Chaque partenariat serait nécessairement différent en fonction du besoin capacitaire et de la culture de guerre du partenaire. Le but n’étant pas nécessairement d’exporter nos modèles mais de consolider les leurs, il s’agirait de les aider à adopter une stratégie, définie au regard de leurs moyens et de leur culture, allant dans le sens de notre propre stratégie. Ainsi, telle une véritable fonction opérationnelle 2, le partenariat militaire nécessiterait une formation spécifique complémentaire pour nos instructeurs, afin de garantir l’ajout d’une plus-value respectueuse des particularismes du partenaire 3.
Bien que comportant quelques risques, comme l’éparpillement des forces et la question de la responsabilité de l’action, les opportunités et les bénéfices d’une telle approche semblent plus nombreux.
En étant réaliste, le risque de dépendance du partenaire aux capacités et formations offertes par le partenariat, pourrait être transformé en opportunité pour s’inscrire dans une présence durable sur un territoire. Aussi, même si le plus efficace serait de réaliser des couplages forts adaptatifs, le partenariat militaire pourrait également faciliter la création d’un marché pour notre industrie de défense. Enfin, la stratégie immunitaire, à la fois dans sa dimension de maillage territorial et dans l’approche partenariale, pourrait aisément se répliquer sur le territoire national, ce qui assurerait une vraie cohérence stratégique et un véritable continuum entre la défense intérieure et extérieure. Si une unité dite BWT « socle ou optimisée » — dotée de compétences interarmes, interarmées — est en mesure d’aider une unité étrangère, elle doit pouvoir être tout aussi capable d’appuyer une unité française issue du ministère de l’Intérieur, par exemple. Les principes seraient les mêmes : respect des responsabilités de chacun ; limitation de l’apparition d’espaces lacunaires favorables à l’émergence d’une menace subversive, appui des forces de sécurité avec des capacités réellement complémentaires.

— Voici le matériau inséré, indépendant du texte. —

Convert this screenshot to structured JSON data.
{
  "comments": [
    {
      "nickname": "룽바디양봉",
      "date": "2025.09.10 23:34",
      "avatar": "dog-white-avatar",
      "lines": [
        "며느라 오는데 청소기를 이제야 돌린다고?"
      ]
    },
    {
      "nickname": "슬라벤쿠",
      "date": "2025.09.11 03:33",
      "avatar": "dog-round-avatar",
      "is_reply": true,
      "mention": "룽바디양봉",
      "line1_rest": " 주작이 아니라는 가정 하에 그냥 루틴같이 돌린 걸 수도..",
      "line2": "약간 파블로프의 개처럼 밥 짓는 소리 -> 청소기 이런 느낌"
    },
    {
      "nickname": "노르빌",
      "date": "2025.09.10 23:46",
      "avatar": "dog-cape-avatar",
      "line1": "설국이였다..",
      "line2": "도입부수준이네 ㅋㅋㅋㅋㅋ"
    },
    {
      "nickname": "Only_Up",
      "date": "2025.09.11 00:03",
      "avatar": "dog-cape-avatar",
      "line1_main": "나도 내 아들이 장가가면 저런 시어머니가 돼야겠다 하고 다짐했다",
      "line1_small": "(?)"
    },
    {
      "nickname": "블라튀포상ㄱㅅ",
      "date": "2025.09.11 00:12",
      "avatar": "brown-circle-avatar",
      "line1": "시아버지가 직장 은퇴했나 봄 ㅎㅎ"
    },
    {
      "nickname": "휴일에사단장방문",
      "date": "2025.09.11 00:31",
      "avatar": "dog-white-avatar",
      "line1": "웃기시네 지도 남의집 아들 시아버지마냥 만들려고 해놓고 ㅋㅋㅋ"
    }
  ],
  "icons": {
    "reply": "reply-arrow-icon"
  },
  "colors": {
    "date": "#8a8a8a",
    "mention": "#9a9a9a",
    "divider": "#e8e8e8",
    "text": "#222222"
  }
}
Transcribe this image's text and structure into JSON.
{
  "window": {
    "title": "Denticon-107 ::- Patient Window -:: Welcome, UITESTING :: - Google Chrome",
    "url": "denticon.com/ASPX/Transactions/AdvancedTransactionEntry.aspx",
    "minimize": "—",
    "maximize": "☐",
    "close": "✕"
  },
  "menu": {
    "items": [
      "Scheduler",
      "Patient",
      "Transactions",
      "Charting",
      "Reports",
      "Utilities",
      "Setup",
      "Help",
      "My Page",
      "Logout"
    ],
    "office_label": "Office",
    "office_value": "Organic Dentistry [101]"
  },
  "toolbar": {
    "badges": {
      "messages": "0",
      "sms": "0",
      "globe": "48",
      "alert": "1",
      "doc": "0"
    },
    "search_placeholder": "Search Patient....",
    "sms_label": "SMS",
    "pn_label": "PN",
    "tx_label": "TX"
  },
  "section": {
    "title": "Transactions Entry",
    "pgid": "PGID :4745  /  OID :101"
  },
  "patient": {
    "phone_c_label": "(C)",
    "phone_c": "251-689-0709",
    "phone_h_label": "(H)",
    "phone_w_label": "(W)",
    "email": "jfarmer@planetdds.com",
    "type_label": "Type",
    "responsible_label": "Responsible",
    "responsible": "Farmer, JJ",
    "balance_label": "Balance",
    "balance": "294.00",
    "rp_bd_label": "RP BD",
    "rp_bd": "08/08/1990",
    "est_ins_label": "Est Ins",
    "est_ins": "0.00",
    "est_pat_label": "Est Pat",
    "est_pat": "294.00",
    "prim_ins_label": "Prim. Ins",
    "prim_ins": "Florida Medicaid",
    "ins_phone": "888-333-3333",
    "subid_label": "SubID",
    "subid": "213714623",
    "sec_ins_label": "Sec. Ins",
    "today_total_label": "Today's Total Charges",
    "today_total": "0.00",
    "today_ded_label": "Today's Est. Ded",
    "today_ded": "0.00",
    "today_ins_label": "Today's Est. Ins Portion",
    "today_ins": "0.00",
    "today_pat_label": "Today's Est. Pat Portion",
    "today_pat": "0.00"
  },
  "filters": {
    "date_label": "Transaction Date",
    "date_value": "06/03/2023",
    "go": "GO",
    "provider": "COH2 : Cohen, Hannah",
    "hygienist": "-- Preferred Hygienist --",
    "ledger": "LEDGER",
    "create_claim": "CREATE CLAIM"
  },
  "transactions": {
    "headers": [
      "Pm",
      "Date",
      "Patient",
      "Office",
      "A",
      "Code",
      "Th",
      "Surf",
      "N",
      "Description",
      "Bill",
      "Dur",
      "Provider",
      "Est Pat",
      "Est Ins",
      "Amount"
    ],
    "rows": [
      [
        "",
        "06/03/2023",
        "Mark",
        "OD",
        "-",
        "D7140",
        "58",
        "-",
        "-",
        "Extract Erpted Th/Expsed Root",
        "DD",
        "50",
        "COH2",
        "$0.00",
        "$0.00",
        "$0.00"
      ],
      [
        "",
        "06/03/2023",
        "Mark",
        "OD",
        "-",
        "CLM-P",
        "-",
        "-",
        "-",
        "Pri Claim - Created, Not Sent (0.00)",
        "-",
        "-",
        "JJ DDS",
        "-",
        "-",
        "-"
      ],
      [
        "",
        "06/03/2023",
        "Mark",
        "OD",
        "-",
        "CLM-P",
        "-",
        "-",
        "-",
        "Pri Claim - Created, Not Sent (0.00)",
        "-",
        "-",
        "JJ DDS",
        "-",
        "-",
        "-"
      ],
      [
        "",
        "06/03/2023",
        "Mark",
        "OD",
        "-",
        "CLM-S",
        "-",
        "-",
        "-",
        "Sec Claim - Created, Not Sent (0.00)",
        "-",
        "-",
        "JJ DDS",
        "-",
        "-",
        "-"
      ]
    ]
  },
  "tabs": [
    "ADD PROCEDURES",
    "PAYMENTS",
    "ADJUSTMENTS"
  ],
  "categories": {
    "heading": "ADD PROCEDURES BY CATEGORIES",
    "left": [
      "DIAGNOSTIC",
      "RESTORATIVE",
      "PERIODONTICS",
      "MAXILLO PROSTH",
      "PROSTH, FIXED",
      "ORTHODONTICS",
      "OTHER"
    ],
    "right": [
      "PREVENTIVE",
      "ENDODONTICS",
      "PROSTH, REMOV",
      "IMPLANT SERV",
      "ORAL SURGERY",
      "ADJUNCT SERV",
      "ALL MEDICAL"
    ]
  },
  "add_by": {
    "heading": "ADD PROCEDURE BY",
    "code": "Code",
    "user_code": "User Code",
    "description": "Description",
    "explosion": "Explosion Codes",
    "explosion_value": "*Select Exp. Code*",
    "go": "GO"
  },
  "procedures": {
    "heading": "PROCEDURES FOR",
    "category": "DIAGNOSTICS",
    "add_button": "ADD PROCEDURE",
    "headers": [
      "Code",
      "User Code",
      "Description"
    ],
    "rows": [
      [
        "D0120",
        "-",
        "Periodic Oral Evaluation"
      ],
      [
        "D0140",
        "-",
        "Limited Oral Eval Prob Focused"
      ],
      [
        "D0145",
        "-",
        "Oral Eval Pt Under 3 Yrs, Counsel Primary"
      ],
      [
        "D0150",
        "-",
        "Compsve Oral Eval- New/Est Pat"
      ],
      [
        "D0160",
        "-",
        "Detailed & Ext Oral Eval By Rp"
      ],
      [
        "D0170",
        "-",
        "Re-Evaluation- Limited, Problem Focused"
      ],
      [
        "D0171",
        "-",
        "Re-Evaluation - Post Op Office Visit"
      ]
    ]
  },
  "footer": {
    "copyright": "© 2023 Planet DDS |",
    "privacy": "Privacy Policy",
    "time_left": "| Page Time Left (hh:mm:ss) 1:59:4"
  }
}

Parfaitement complémentaire de notre stratégie de dissuasion nucléaire, la stratégie immunitaire favoriserait l’emploi gradué d’une force crédible et légitime. Adaptée aux problématiques de notre temps, elle conviendrait aux contraintes et atouts français, ce qui renforcerait sa soutenabilité, sa durabilité et sa crédibilité. À la fois offensive et défensive, alliant guerre de côte, guerre de course et de communication, cette approche stratégique pourrait également être un succès, car elle s’inscrit dans une démarche plus constructive que destructrice. Flexible et ajustable, cette stratégie permet d’apporter une réponse équilibrée, source de stabilité, contenant les ingrédients à la fois nécessaires à l’appui d’un pays hôte et partenaire, et à la constitution d’une coalition. La stratégie immunitaire pourrait même être le ferment d’une véritable Europe de la défense. Fondée sur le respect des cultures et la connaissance mutuelle, les pays européens auraient beaucoup à partager et pourraient s’engager plus concrètement dans la résolution de crise, en répondant favorablement à l’appel de leurs alliés européens tout en maîtrisant leur degré d’engagement, comme ils ont commencé à le faire de façon conjoncturelles sur divers théâtres, tel celui de la bande sahélo-saharienne. Le partenariat militaire pourrait donc devenir le fer de lance des fonctions opérationnelles européennes. In fine, que ce soit du point de vue français ou européen, cette stratégie permettrait de dépasser la célèbre définition de la guerre de Clausewitz. À l’heure où les opérations militaires sont partout mais la guerre nulle part, le partenariat militaire, appliqué judicieusement et durablement sur nos quatre grandes zones d’intérêts, deviendrait réellement la continuité de l’action politique.
Sources
- Le concept BWT n’est pas encore clairement défini, mais il est employé régulièrement dans de nombreux documents doctrinaux (provenant notamment des forces spéciales), traitant des guerres non-conventionnelles ou de la coopération de sécurité. Ce concept, qui décrit une méthode d’action réalisée par (by) la nation hôte, (with) avec l’assistance de la Coalition et à travers (through) le respect de la souveraineté gouvernementale.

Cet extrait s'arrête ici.